La novela de Gloria Peirano –finalista del Premio Nueva Novela de Página/12 2007– construye, con una estructura precisa, el íntimo –y agridulce– paraíso perdido de la infancia marcado por la muerte del padre.
› Por Angel Berlanga
“El recuerdo empieza a desprenderse del pasado, como un insecto resbalándose de una pared.” La madre anciana y mañosa, con un machucón en la rodilla propio de un jugador, dice que, el último día que pudo hablar, su marido dijo –treinta años atrás– la palabra fútbol; fue el día, dice al pasar, que le pidió al amigo un cable para extender el teléfono hasta la cama en la que agonizaba por un cáncer, porque quiso hacer una llamada a solas. “¿No te acordás?”, devuelve la pregunta ante la curiosidad de Victoria, su hija, la narradora de Miramar, que sí, que tras el desprendimiento sostiene el foco para recomponer aquella escena al borde de la orfandad, que de improviso se encuentra con este cable para trepar por el recuerdo hacia algo desconocido de su padre, algo nuevo para ella: ¿qué dijo aquella vez, con quién habló? Su madre dice que no sabe. Aporta apenas algún retazo más, que oyó tras la puerta: cancha de fútbol, Monumental. Prefiere no volver a ese momento, a aquel hombre en esa encrucijada final. Victoria verá que tampoco se interesan mucho su hermano o su ex marido. Pero ella, al borde de los cuarenta, alumbra aquellos meses de antes y después de la muerte de su padre, y también los veraneos felices en la casa familiar de Miramar, cuando “el pasado tenía un esplendor incomunicable”. Los tiempos en los que, con una amiga, jugaban a representar Mujercitas. Y las veces en que su padre, ya postrado, aceptaba disfrazarse de Beth, la hermana enferma, para ser atendido por ella en el papel de Jo, la hermana vital y emprendedora. “Sentada en una silla, yo era buena e impecable, generosa pero firme, pulcra, virtuosa y serena en la adversidad”, recuerda. No tenía ganas de irse a jugar porque el juego consistía en ser una enfermera perfecta, en ser una de las Mujercitas.

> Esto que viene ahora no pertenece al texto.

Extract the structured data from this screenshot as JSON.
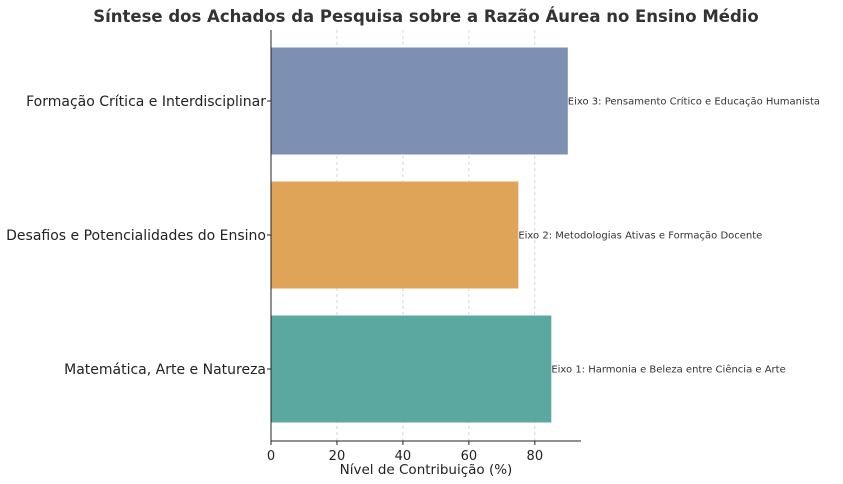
{
  "chart_data": {
    "type": "bar",
    "orientation": "horizontal",
    "title": "Síntese dos Achados da Pesquisa sobre a Razão Áurea no Ensino Médio",
    "xlabel": "Nível de Contribuição (%)",
    "ylabel": "",
    "xlim": [
      0,
      94
    ],
    "xticks": [
      0,
      20,
      40,
      60,
      80
    ],
    "grid": "x-dashed",
    "categories": [
      "Matemática, Arte e Natureza",
      "Desafios e Potencialidades do Ensino",
      "Formação Crítica e Interdisciplinar"
    ],
    "values": [
      85,
      75,
      90
    ],
    "bar_labels": [
      "Eixo 1: Harmonia e Beleza entre Ciência e Arte",
      "Eixo 2: Metodologias Ativas e Formação Docente",
      "Eixo 3: Pensamento Crítico e Educação Humanista"
    ],
    "colors": [
      "#5ba8a0",
      "#e0a458",
      "#7d8fb3"
    ]
  }
}
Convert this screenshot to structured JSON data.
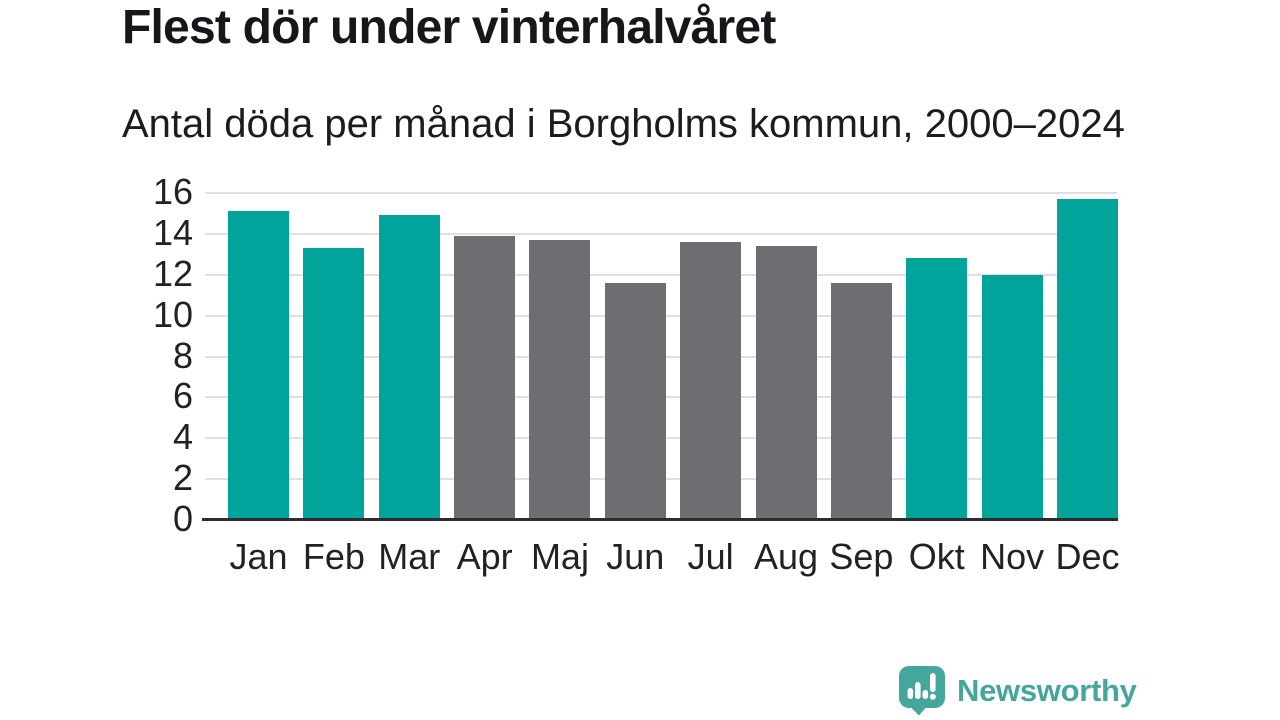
{
  "header": {
    "title": "Flest dör under vinterhalvåret",
    "subtitle": "Antal döda per månad i Borgholms kommun, 2000–2024"
  },
  "chart_data": {
    "type": "bar",
    "title": "Flest dör under vinterhalvåret",
    "subtitle": "Antal döda per månad i Borgholms kommun, 2000–2024",
    "categories": [
      "Jan",
      "Feb",
      "Mar",
      "Apr",
      "Maj",
      "Jun",
      "Jul",
      "Aug",
      "Sep",
      "Okt",
      "Nov",
      "Dec"
    ],
    "values": [
      15.1,
      13.3,
      14.9,
      13.9,
      13.7,
      11.6,
      13.6,
      13.4,
      11.6,
      12.8,
      12.0,
      15.7
    ],
    "bar_colors": [
      "#00a49a",
      "#00a49a",
      "#00a49a",
      "#6e6e72",
      "#6e6e72",
      "#6e6e72",
      "#6e6e72",
      "#6e6e72",
      "#6e6e72",
      "#00a49a",
      "#00a49a",
      "#00a49a"
    ],
    "palette": {
      "winter_months": "#00a49a",
      "summer_months": "#6e6e72"
    },
    "xlabel": "",
    "ylabel": "",
    "ylim": [
      0,
      16
    ],
    "yticks": [
      0,
      2,
      4,
      6,
      8,
      10,
      12,
      14,
      16
    ],
    "grid": "horizontal",
    "legend": "none",
    "axis_color": "#2d2d2d",
    "gridline_color": "#e0e0e0"
  },
  "footer": {
    "brand": "Newsworthy",
    "brand_color": "#45a69c",
    "logo_icon": "newsworthy-speech-bubble-bar-chart-icon"
  }
}
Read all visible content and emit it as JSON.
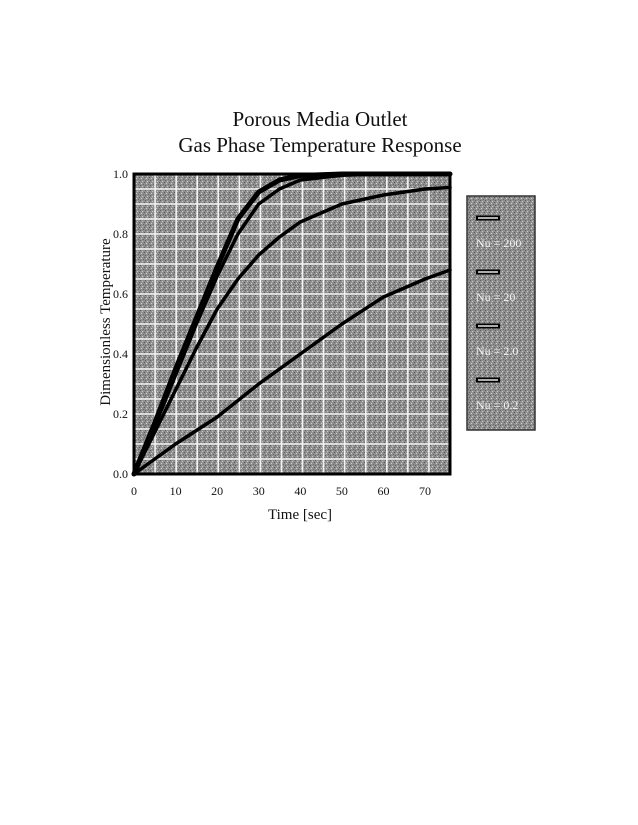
{
  "chart_data": {
    "type": "line",
    "title": "Porous Media Outlet",
    "subtitle": "Gas Phase Temperature Response",
    "xlabel": "Time [sec]",
    "ylabel": "Dimensionless Temperature",
    "xlim": [
      0,
      76
    ],
    "ylim": [
      0,
      1.0
    ],
    "xticks": [
      0,
      10,
      20,
      30,
      40,
      50,
      60,
      70
    ],
    "yticks": [
      0.0,
      0.2,
      0.4,
      0.6,
      0.8,
      1.0
    ],
    "xtick_labels": [
      "0",
      "10",
      "20",
      "30",
      "40",
      "50",
      "60",
      "70"
    ],
    "ytick_labels": [
      "0.0",
      "0.2",
      "0.4",
      "0.6",
      "0.8",
      "1.0"
    ],
    "grid": true,
    "legend_position": "right",
    "series": [
      {
        "name": "Nu = 200",
        "x": [
          0,
          5,
          10,
          15,
          20,
          25,
          30,
          35,
          40,
          50,
          60,
          70,
          76
        ],
        "y": [
          0,
          0.17,
          0.35,
          0.52,
          0.69,
          0.85,
          0.94,
          0.98,
          0.995,
          1.0,
          1.0,
          1.0,
          1.0
        ]
      },
      {
        "name": "Nu = 20",
        "x": [
          0,
          5,
          10,
          15,
          20,
          25,
          30,
          35,
          40,
          50,
          60,
          70,
          76
        ],
        "y": [
          0,
          0.16,
          0.33,
          0.5,
          0.66,
          0.8,
          0.9,
          0.95,
          0.98,
          0.996,
          1.0,
          1.0,
          1.0
        ]
      },
      {
        "name": "Nu = 2.0",
        "x": [
          0,
          5,
          10,
          15,
          20,
          25,
          30,
          35,
          40,
          50,
          60,
          70,
          76
        ],
        "y": [
          0,
          0.14,
          0.28,
          0.42,
          0.55,
          0.65,
          0.73,
          0.79,
          0.84,
          0.9,
          0.93,
          0.95,
          0.955
        ]
      },
      {
        "name": "Nu = 0.2",
        "x": [
          0,
          5,
          10,
          20,
          30,
          40,
          50,
          60,
          70,
          76
        ],
        "y": [
          0,
          0.05,
          0.1,
          0.19,
          0.3,
          0.4,
          0.5,
          0.59,
          0.65,
          0.68
        ]
      }
    ]
  }
}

“Mi padre pensó, seguramente, que yo era la mejor para la nostalgia, la más inquebrantable, y por eso me habló sobre los primeros veranos, los árboles originales, el cerco de ligustros que había plantado en mil novecientos setenta el jardinero que tuvo que echar porque le robó la rueda de auxilio del Dodge, los amaneceres en el espigón de pescadores”. Victoria alude al último viaje en micro a la casa en la costa, el que hicieron con el padre ya enfermo: no se equivocaba, el hombre, respecto a quien se interesaría más por su memoria. Y es aquí donde talla el tono preciso de la narradora, el modo en el que Peirano pone a contar a Victoria para referirse a su íntimo paraíso perdido allá en la infancia, a la confluencia entre juego y dolor, conciencia e inconsciencia de sentimientos a través del tiempo, y los reflejos de aquellas felicidades y aquellas penas en tiempos más recientes, porque dos años atrás su compañero, el padre de su hija, se prendó de otra mujer. Sencillo se lo dijo. Y se fue. Un abandono que alienta a pensar con más intensidad en aquel otro, a preparar un ánimo dispuesto a remontar el recuerdo de la conversación secreta.
“Quiero ser precisa con el uso de las palabras”, indica cada tanto Victoria, ante la dificultad de referirse a algo doloroso, y esa voluntad acaso también de cuenta del tono de Miramar –mención entre las finalistas del concurso de novela Página/12–, que sin embargo contiene algún toque de humor. También quiere, Victoria, reconstruir lo mejor que pueda los hechos, con quién habló su padre antes de perder el habla. Es formidable cómo juega Peirano las idas y vueltas en el tiempo, la marcha de la pesquisa, las voces y los ritmos, la forma de su historia y la contrafigura como una sombra que crece para reformatear la novela. De fondo está el Mundial, la expectativa de su hermanito por saber si el viejo televisor en blanco y negro de pronto, con la inauguración, empezaría a verse en color, la angustia de un episodio con el sereno de un garaje de Flores el día de los festejos, el silencio de los familiares en torno de la tarea fatal de la enfermedad. La enfermera de Mujercitas: el silencio es salud. Las palabras y los hechos, lo público y lo privado, lo que se olvida y lo que se recuerda, lo que se cuenta y lo que se oculta: con esos materiales Peirano tiende los infinitos puentes que componen Miramar. Dice Victoria: “De eso se trata, del sosiego que produce encontrar lo que se busca, de la ilusión engañosa que promete círculos cerrados, historias plenas, finales felices o, como mínimo, de-senlaces cumplidos, rematados por una imagen reparadora, compensatoria”. La muerte de su padre, dice, sigue hablando, sin cesar.